Last week’s chaos caused me to spend more time hacking this week than usual. I’ve been spending my time talking to as many people as possible in the podcast space, so theres been a few ideas I’ve been itching to build.
One of these was a speaker identification database - being able to know who is speaking just by their voice.
Standing this up was pretty simple - the audio tracks, transcripts, and speaker segments were available for all ingested shows and provide a solid start for what I wanted to deliver. What was missing was being able to compare speakers across episodes; to know that SPEAKER_00
in one show is SPEAKER_02
in another.
This existing dataset turned out to have all the information required to build a database of high quality audio snippets which can be used for speaker identification. All that was left was to manually label a few missing speakers, eg SPEAKER_00=Joe Biden
, and the system could match all instances of this speech in the entirety of the database.
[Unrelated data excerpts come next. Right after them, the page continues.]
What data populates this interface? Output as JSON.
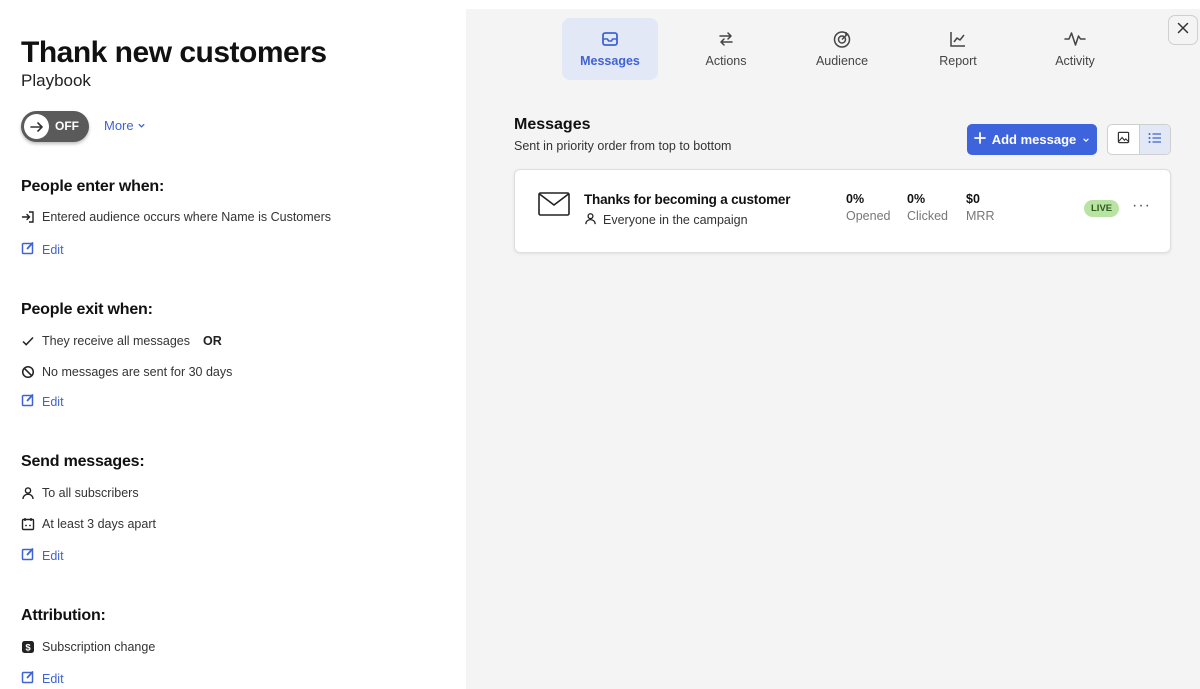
{
  "header": {
    "title": "Thank new customers",
    "subtitle": "Playbook",
    "toggle_label": "OFF",
    "more_label": "More"
  },
  "entry": {
    "heading": "People enter when:",
    "condition": "Entered audience occurs where Name is Customers",
    "edit_label": "Edit"
  },
  "exit": {
    "heading": "People exit when:",
    "condition_1": "They receive all messages",
    "or_label": "OR",
    "condition_2": "No messages are sent for 30 days",
    "edit_label": "Edit"
  },
  "send": {
    "heading": "Send messages:",
    "recipients": "To all subscribers",
    "frequency": "At least 3 days apart",
    "edit_label": "Edit"
  },
  "attribution": {
    "heading": "Attribution:",
    "source": "Subscription change",
    "edit_label": "Edit"
  },
  "nav": {
    "tabs": [
      {
        "label": "Messages",
        "icon": "inbox-icon",
        "active": true
      },
      {
        "label": "Actions",
        "icon": "arrows-swap-icon",
        "active": false
      },
      {
        "label": "Audience",
        "icon": "target-icon",
        "active": false
      },
      {
        "label": "Report",
        "icon": "line-chart-icon",
        "active": false
      },
      {
        "label": "Activity",
        "icon": "pulse-icon",
        "active": false
      }
    ]
  },
  "messages": {
    "title": "Messages",
    "subtitle": "Sent in priority order from top to bottom",
    "add_button_label": "Add message",
    "items": [
      {
        "title": "Thanks for becoming a customer",
        "audience": "Everyone in the campaign",
        "stats": [
          {
            "value": "0%",
            "label": "Opened"
          },
          {
            "value": "0%",
            "label": "Clicked"
          },
          {
            "value": "$0",
            "label": "MRR"
          }
        ],
        "status": "LIVE"
      }
    ]
  },
  "colors": {
    "accent": "#3d63dd",
    "live_badge": "#b9e3a2",
    "right_panel_bg": "#f4f4f4"
  }
}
Pretty good for a weeks worth of work.
This final data point allows for transcripts to be annotated in a way that provides a richer experience. Starting with a wall of text like this:
And using data about the speaker, sentiment, and this new voice identification system we’re able to return a transcript thats segmented on who’s talking, what their name is, and how they’re feeling about what they’re saying:
There’s more to hack on, but its always a good feeling to be able to knock out a feature like this in a day or so.